Thursday, March 5, 2009

Liking Children versus Liking to Teach Children

There is a big difference between liking to teach children and liking children. Many, I think, get into teaching because they posess a like for children rather than a like for teaching children.

I started thinking about this when reflecting on what it is I dislike so much about teaching where I do. After all, I really do like to teach children. I got into teaching as a profession after taking a long-term substitute job at a high school where I worked in the 'resource room,' (where kids go when they need extra assistance with work, or accomodations for their disability). I vividly recall "connecting" with several students - particularly one I suspect was an undiagnosed autistic girl. I spent many hours teaching her physics, and got quite a few compliments on being able to get through to her when most teachers couldn't. I knew then that I wanted to try special education.

So, that I like teaching children is not in dispute. But I have been coming to the realization that, as much as it hurts me to admit it, I don't have the innate love for kids that many teachers do. If my job involved no possibility of teaching, for example, I would find being around kids for 6.5 hours per day too daunting to bear. It is not the kids that get me through, but the teaching of them.

And what makes matters difficult is that, where I teach, teaching is very frustrating and comprises only a small percentage of what "teachers" do. Teachers first have to motivate, then control behavior, and then, get a little teaching done. Kids actively resist us at every turn and are quite fond of defying our attempts to instil things into their brains.

This is why I think teaching where I do is so hard for me, and perhaps, not (as) hard for many others. Many of the teachers really love the kids, and don't mind as much that the kids aren't learning nearly what they should, just as long as they get to interact with them. But for me, who likes teaching kids more than being with kids, it is a source of endless frustration and dejection that the "teaching kids" part is such a small role, while the "handling kids" part takes most of the time.

If you haven't been able to tell by now by my blog entries, I am not a coddler. I do not feel bad when I don't appease kids. I don't have much trouble with trading pain for gain. I suspect, though, that a lot of teachers who like kids more than teaching kids are the opposite: their desire is to encourage over instruct, and enable rather than equip. This has been my particular experience with those who go into elementary education; they are teachers more because they like kids than any drive to teach. Students become "little guys," which is a sign, to me, of an overly motherly approach that sacrifices rigor and high-expectations for happiness and high self-esteem.

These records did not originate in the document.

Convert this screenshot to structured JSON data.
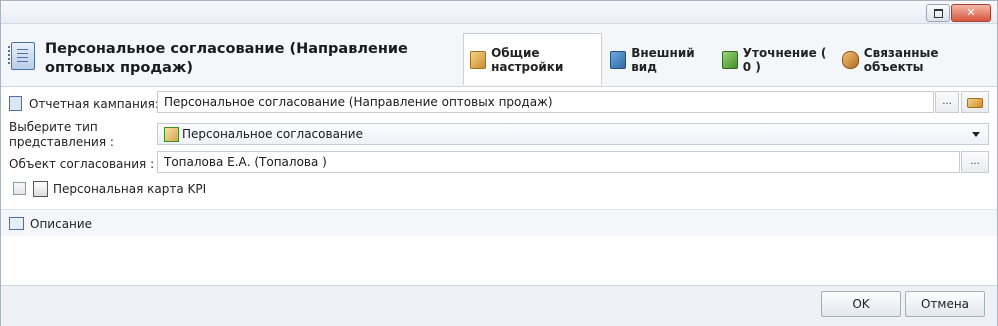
{
  "header": {
    "title": "Персональное согласование (Направление оптовых продаж)"
  },
  "tabs": [
    {
      "label": "Общие настройки",
      "active": true
    },
    {
      "label": "Внешний вид"
    },
    {
      "label": "Уточнение ( 0 )"
    },
    {
      "label": "Связанные объекты"
    }
  ],
  "form": {
    "campaign_label": "Отчетная кампания:",
    "campaign_value": "Персональное согласование (Направление оптовых продаж)",
    "campaign_btn": "...",
    "view_type_label": "Выберите тип представления :",
    "view_type_value": "Персональное согласование",
    "object_label": "Объект согласования :",
    "object_value": "Топалова Е.А. (Топалова )",
    "object_btn": "...",
    "kpi_label": "Персональная карта KPI",
    "kpi_checked": false
  },
  "description": {
    "label": "Описание"
  },
  "footer": {
    "ok_label": "OK",
    "cancel_label": "Отмена"
  }
}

I cannot be that way. Alas, I am going on to study for my PhD, where I might teach college students - where classroom management is not the ultimate concern, and where teachers are not expected to baby, but to teach, and students are expected to exercise some independence.

I think I am making the right choice.


  1. This has been my particular experience with those who go into elementary education; they are teachers more because they like kids than any drive to teach.

    That's an unfortunate bit of self-selection, huh? You've said quite a bit that lax standards one year cause problems the next year and the next.

    There's the same sort of self-selection in politics. Everybody laments that politicians are greaseballs, but nobody wants to try to be the first decent politician because they say they're not slimy enough for politics.

  2. David,

    Really interesting way to put it.

    I have recently been pre-occupied with the idea of why someone would choose to stay at a school like mine over a period of many years, and tehre are a few answers that I have found:

    (a) a few really are strong enough to enjoy teaching and be able to 'shake off' the other stuff. (I thought I'd be one of these, but I am not.)

    (b) several simply really enjoy kids and don't mind 'baby sitting.' They may like teaching also, but this drive is secondary to their like for interaction with teens.

    (c) some are a decent bit lazy and have tenure and a thick enough skin to not let the job bother them.

    I predict - fallably, of course - that the same 'self selection' you note about politics will happen (if not already) in schools. Those who like to teach kids only last a short while, while those who enjoy kids will last a long time, which might mean that our kids get less and less rigorous instruciton, and more and more coddling.

    (This is certainly the case in elementaries already, and definitely in my own field of special educaiton.)